All five people whose vehicles were rammed or shot at that night in 2009 were “scared to death,” in the words of a prosecutor.
One, though, could not articulate his fear.
Hyung K. Kim, a Korean with limited English, called 911 from his Toyota Corolla after a red Ford pickup smashed into his car and then its passenger pointed a shotgun at him. But unlike the other victims, he had trouble conveying his state of mind — even his whereabouts.
Kim was among the first witnesses to take the stand Monday as the trial of the man authorities say was wielding the shotgun started. If convicted, Todd Naylor, 36, faces a minimum of 20 years in prison, said Assistant State Attorney Scott Rosenwasser.
Naylor is charged with five counts of aggravated assault and one count of shooting into an occupied vehicle.
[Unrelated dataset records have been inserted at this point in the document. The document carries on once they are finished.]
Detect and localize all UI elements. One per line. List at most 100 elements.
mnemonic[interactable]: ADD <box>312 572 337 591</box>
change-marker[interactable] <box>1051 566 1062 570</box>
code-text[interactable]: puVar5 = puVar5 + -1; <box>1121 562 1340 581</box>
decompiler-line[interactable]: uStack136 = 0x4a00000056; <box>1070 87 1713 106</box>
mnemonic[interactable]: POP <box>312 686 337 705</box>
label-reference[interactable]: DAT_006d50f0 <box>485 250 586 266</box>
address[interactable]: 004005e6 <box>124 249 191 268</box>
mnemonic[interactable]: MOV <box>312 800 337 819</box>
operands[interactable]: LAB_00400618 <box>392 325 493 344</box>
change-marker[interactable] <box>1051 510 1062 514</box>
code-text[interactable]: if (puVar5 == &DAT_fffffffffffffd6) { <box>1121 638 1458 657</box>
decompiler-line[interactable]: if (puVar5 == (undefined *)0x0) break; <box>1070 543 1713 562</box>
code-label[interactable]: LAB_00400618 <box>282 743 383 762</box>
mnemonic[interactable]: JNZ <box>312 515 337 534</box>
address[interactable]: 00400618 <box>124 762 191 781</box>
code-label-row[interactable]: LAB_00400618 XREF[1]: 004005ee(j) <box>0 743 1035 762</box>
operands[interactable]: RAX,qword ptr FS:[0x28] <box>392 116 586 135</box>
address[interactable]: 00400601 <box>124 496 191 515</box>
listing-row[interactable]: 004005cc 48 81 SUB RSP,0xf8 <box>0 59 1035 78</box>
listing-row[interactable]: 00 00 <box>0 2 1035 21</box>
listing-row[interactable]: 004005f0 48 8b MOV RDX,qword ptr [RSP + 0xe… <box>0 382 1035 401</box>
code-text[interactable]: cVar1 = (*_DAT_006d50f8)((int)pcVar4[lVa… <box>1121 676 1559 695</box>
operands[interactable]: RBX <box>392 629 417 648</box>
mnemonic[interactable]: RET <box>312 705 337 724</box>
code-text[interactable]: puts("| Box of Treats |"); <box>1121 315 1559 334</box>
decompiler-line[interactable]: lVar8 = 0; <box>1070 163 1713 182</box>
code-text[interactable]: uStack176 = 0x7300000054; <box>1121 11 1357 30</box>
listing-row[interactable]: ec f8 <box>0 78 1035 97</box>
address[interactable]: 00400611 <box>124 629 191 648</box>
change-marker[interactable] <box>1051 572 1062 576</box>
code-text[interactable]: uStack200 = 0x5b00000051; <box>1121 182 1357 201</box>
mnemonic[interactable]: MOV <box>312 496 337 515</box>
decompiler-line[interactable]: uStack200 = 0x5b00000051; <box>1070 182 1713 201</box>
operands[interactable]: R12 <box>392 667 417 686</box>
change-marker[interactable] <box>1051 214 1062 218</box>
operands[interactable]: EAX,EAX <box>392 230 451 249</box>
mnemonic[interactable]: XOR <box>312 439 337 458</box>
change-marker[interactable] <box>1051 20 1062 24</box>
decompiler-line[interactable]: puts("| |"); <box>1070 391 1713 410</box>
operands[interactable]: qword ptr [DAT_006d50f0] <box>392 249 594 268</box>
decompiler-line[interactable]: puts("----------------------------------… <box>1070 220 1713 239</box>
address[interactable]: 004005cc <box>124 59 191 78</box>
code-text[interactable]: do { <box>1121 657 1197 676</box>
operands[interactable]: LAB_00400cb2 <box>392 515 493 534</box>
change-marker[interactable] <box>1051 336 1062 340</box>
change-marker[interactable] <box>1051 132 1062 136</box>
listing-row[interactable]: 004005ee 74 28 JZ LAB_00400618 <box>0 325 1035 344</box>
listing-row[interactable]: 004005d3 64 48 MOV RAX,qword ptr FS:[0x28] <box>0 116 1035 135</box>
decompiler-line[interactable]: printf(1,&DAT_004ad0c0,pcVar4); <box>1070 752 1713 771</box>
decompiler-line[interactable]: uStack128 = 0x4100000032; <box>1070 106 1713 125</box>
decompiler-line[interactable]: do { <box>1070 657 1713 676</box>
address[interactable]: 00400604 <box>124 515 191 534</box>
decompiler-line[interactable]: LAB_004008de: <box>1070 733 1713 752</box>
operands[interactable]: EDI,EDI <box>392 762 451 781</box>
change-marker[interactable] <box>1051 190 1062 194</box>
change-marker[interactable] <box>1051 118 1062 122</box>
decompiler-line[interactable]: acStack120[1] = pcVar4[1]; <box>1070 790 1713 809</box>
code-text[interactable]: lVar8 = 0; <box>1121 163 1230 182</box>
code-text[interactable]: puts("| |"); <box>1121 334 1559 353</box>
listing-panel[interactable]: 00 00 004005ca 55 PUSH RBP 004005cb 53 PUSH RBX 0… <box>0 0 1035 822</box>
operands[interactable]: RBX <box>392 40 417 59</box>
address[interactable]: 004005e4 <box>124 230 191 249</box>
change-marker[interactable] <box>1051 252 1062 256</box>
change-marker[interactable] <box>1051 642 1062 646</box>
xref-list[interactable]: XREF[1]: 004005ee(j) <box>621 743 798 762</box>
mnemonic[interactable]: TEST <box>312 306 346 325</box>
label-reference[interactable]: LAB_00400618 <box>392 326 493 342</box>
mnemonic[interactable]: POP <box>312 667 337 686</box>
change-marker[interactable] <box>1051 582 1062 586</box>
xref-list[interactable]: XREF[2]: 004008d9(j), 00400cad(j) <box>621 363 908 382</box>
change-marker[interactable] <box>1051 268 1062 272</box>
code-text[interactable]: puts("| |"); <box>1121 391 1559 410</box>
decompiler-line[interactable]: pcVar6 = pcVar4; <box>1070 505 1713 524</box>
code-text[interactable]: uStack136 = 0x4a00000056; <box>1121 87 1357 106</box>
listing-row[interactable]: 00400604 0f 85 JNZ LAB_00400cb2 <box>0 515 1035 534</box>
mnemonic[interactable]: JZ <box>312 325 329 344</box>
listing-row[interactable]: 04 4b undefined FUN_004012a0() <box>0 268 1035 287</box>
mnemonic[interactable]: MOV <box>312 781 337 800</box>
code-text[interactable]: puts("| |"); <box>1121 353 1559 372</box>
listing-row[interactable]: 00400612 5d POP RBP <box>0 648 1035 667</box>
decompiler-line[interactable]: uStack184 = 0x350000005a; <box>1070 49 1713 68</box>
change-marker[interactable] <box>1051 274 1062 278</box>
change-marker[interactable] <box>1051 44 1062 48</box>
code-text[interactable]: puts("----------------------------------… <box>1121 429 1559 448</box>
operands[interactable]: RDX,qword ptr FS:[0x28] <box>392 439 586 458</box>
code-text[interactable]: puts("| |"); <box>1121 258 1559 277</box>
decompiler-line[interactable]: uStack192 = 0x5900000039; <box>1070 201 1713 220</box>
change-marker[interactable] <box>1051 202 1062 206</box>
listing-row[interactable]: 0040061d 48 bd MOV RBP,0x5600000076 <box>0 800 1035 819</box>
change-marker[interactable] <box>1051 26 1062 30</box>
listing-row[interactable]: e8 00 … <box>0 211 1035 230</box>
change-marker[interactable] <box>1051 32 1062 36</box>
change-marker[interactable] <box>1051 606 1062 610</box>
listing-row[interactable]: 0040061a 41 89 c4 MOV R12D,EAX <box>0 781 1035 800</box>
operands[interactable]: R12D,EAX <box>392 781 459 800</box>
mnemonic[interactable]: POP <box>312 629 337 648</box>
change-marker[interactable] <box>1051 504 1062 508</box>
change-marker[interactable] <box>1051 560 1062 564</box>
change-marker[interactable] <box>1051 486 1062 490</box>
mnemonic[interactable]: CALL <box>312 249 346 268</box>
The driver of the Ford 150, Jason Strauss, 38, pleaded guilty last year in the July 8, 2009, rampage in the Oldsmar area and was sentenced to 10 years in prison.
Kim, speaking through a translator, described how he was driving his car home on State Road 580 about 4 a.m. when he spotted a pickup in front of him. The truck was stopped, and a passenger got out. Frightened, Kim threw the car into reverse in an attempt to get away.
The passenger got back in the truck, and as Kim tried to drive off, the pickup gave chase, and eventually tried cutting off Kim several times until it smashed into the driver’s side of the car, forcing it onto a sidewalk.
Kim was unconscious for a few moments before he was awakened by a knocking on his window. A man was pointing a shotgun at him, telling him to “get up, get up, get up,” he testified. Kim hit the accelerator, but his car, which now had one flattened tired, wasn’t moving quickly.
“Open the door, open the door,” the assailant yelled, according to Kim’s testimony.
“I got scared … nervous, trying to push the accelerator, trying to get away from this guy,” Kim testified. “… I didn’t want to die.”
Naylor and Strauss then continued their rampage, Rosenwasser told jurors in his opening statement Monday. Two sisters, one a teenager, were delivering newspapers for their mother on Forest Lake Road when the pickup forced their Toyota RAV4 off the street, Rosenwasser said.
Then, Naylor fired on a van on Tampa Road, with a mother and daughter from Indiana inside.
While evading the truck, sometimes ducking, the daughter managed to get the first three characters on the truck’s license plate, and the pair was apprehended soon after.
Naylor’s defense attorney, Ben DeBerg, told jurors Naylor immediately confessed after he was caught, saying, “This is my fault.” He was drunk and had abused his prescription drugs, DeBerg said. He also suggested the victims’ testimony might be less than credible because they all underwent counseling after the attack.
Naylor also faces several charges stemming from accusations he pretended to be a legitimate supplier of helicopter parts, taking out advertisements in trade publications and online. He took tens of thousands of dollars from customers without providing the parts, authorities say.
His father, Richard Naylor, is in prison for torching his helicopter business on Calumet Street in Clearwater on June 23, 1998, because he was in over his head in a nationwide fraud.